Click go! Congrats! Your first repo on GitHub!

Linking remote to local

We now have a local repository and a remote repository. It’s time to link them up!

Run the following commands in your terminal, from the directory where your local repo is located:

git remote add origin https://github.com/<your-github-username>/<your-remote-repo-name>.git
git branch -M main
git push -u origin main

Translated, this means:

  1. “This [local] repo corresponds to our repo on GitHub [which we nickname ‘origin’].”
  2. “Rename the central branch of my [local] repo to be ‘main’”
  3. Push everything that’s in the ‘main’ branch of my local repo to ‘origin’.”

Branch

A series of related commits. You can maintain multiple branches in one repo, for example, to trial a change to the repo while maintaining a central, stable version.

If you’re familiar with the concept of a pointer, that’s what this is: in a single-branch repo, your branch points at your most recent commit, and moves forward as you add commits.

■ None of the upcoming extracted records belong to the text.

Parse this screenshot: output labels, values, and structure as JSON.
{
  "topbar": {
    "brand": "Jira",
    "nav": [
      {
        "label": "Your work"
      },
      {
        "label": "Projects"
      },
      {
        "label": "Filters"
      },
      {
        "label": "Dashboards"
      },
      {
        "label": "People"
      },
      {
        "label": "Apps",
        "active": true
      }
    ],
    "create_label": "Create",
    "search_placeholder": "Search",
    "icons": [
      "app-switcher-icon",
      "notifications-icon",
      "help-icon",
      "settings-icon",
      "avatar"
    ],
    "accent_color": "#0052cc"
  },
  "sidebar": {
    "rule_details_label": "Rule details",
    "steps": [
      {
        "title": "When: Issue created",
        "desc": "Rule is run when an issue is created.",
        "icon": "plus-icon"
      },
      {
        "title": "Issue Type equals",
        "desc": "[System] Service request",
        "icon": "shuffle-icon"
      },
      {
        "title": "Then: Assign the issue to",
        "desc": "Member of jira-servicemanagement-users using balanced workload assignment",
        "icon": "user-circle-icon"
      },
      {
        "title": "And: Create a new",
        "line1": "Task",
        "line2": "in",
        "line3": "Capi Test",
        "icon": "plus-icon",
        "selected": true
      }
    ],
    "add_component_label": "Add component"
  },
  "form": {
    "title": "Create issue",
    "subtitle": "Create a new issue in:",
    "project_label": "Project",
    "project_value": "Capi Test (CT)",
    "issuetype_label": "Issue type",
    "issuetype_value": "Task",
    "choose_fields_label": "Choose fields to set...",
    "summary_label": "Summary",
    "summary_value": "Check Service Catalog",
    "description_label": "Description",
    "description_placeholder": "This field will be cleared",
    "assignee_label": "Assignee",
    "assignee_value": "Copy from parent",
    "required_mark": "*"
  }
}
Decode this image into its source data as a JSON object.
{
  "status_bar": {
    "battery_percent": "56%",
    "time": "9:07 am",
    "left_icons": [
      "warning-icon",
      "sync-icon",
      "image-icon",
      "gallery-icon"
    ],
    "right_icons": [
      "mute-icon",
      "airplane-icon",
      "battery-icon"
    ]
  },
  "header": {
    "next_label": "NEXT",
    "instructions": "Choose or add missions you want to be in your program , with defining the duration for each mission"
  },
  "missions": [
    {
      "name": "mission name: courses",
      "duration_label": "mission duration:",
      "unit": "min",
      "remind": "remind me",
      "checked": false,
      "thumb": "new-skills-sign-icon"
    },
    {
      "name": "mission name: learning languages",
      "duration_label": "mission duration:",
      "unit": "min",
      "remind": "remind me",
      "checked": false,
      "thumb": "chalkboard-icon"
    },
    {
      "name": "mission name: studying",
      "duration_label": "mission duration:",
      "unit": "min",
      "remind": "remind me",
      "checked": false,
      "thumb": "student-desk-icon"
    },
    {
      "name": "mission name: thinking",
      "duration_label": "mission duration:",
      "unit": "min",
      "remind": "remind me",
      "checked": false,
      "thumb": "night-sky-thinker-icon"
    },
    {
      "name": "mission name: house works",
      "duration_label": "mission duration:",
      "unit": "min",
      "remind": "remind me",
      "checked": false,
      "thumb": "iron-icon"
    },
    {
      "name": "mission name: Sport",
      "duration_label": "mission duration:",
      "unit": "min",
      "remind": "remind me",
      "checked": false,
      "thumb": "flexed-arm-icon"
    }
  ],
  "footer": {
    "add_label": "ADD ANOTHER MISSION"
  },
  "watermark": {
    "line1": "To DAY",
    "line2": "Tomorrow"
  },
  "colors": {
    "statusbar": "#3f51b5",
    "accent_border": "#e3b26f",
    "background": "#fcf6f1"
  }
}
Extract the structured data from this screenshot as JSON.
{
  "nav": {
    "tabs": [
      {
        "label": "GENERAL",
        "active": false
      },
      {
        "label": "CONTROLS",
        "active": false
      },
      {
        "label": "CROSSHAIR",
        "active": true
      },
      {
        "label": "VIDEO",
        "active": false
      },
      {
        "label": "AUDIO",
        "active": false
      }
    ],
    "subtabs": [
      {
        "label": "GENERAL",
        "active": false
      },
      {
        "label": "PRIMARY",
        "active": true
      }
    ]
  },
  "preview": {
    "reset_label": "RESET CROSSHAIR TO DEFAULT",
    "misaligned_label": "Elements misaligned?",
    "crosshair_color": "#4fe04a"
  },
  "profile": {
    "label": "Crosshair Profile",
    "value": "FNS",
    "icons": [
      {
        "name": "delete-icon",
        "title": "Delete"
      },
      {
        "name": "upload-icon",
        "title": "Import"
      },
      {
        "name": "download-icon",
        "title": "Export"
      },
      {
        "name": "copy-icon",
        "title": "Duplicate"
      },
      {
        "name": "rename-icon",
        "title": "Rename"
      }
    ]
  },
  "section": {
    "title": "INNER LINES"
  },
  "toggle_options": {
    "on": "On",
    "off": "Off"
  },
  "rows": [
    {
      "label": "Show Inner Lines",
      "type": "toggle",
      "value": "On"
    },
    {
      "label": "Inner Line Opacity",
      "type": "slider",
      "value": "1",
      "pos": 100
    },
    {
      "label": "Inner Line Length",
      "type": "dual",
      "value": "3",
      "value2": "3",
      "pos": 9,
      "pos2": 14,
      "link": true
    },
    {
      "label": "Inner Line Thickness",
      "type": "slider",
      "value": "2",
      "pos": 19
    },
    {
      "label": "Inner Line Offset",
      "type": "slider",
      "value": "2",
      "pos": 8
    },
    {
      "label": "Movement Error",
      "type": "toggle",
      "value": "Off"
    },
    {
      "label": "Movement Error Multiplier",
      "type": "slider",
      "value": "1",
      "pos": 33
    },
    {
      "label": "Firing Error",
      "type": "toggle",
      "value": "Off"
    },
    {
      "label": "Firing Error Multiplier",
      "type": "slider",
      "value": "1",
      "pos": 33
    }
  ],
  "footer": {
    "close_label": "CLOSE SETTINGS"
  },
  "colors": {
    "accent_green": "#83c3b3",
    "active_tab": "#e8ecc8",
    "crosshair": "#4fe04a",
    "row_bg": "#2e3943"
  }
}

Step 2 isn’t necessary but is convention: until relatively recently, the default name for the central branch of Git repositories was “master”. However, the term’s historical association with “slave” in broader computer science + software engineering led Git and GitHub to change it. In fact, the branch in your local repo was probably already called “main”, but GitHub have included Step 2 to make sure it is.

We skated over another powerful Git operation in the list above:

Push

Updates one or more branches, tags, or other references in a remote repository from your local repository, and sends all necessary data that isn’t already on the remote.